Ignite your family’s competitive spirit by getting involved in dog sports together.
Dogs can be taught to play a number of new and exciting sports. These sports can be as much fun for your whole family as they are for your dog. In some cases, you may need special accessories or a particular venue, but if you get creative, you can train at home, too!
Remember to always have your dog's health evaluated by his vet before starting a new demanding activity. Once you get the go ahead—have fun!
Here are some of the most popular dog sports…
Agility seems to be the most popular of the modern sports for dogs. The sport first appeared at the world-famous British dog show, Crufts, in 1977, with a small hurdle race for dogs. The dogs seemed to like it and the sport became a runaway success—literally!
Dog agility is a sport in which a dog moves through an obstacle course with the guidance of his handler. Dogs run off lead, so the handler's only controls are voice, hand-signals, position and body language, requiring exceptional obedience training of the dog. In competition, both accuracy and speed are important.
Many dogs just love flyball—and it's a great sport to watch as well as play!
Flyball is a race involving two teams of four dogs. The dogs spring over a series of jumps (usually four), run to a box, activate a catapult machine with their forepaws, catch the ball that flies out and race back to the start.
To do well, the dog not only has to clear the hurdles, but keep a smooth pace through the hurdles in the least amount of time. The transition at the box can mean the difference between winning and losing, so a lot of effort goes into teaching the dog to do it well.
A more relaxed sport, obedience still requires extremely high levels of concentration and motivation from both dogs and owners. The sport involves basic commands such as “Sit”, “Down”, or “Heel” and retrieving. But it also tests discipline, like controlling dogs at a distance.
A relatively new sport, dog diving has become increasing popular here in the US where it began as dock diving.
This sport involves dog competitors leaping from a ramp into a pool of water to retrieve a toy. The winner is the dog that achieves the furthest distance.
Flying disc is another dog sport that catches the eye, although you probably know it better as Frisbee® in the park!
This sport got its start in the early 1970s, right around the time that human Frisbee® games were becoming popular. But the definitive moment came in August 1974 when a US college student named Alex Stein jumped the fence at a nationally broadcast baseball game with an amazing dog named Ashley.
Ashley astonished the crowd with eight minutes of catching flying discs. The stunt was so unusual that the baseball game was stopped and the commentators continued to announce the action on the field. Alex and her dog were escorted off the field, but the seed was planted and a new sport was born.

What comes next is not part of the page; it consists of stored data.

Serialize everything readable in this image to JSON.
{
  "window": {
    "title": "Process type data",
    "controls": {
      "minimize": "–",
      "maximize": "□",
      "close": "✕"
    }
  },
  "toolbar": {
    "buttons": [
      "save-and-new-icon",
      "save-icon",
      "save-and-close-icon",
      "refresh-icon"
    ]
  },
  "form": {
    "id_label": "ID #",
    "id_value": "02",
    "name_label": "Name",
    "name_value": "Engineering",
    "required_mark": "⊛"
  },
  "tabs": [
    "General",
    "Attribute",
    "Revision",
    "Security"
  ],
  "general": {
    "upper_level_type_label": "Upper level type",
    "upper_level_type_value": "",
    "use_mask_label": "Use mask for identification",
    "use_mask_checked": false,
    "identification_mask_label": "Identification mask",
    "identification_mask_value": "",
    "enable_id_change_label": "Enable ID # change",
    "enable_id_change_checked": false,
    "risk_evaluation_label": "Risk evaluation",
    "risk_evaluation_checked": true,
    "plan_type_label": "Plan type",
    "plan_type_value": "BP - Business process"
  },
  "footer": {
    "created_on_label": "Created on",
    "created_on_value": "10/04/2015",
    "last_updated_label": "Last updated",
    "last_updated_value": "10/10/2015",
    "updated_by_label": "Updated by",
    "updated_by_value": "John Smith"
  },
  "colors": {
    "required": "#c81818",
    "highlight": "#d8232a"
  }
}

Competitively, the catch and retrieve is the main event of the sport. It consists of a timed round (usually a minute) where teams of one dog and one thrower attempt to make as many successful throws/catches as possible before time runs out. Teams score more points for longer throw/catch combinations, so watch out for some serious party tricks!
Dog Dancing is quickly becoming a popular and entertaining activity. Speed and timing aren't important but cooperation and coordination between dog and owner are key. The dog and his owner make one team and dance along with the music.
All dogs are one-of-a-kind and finding an activity or sport like the ones mentioned above are a great way for your family to bond with your dog!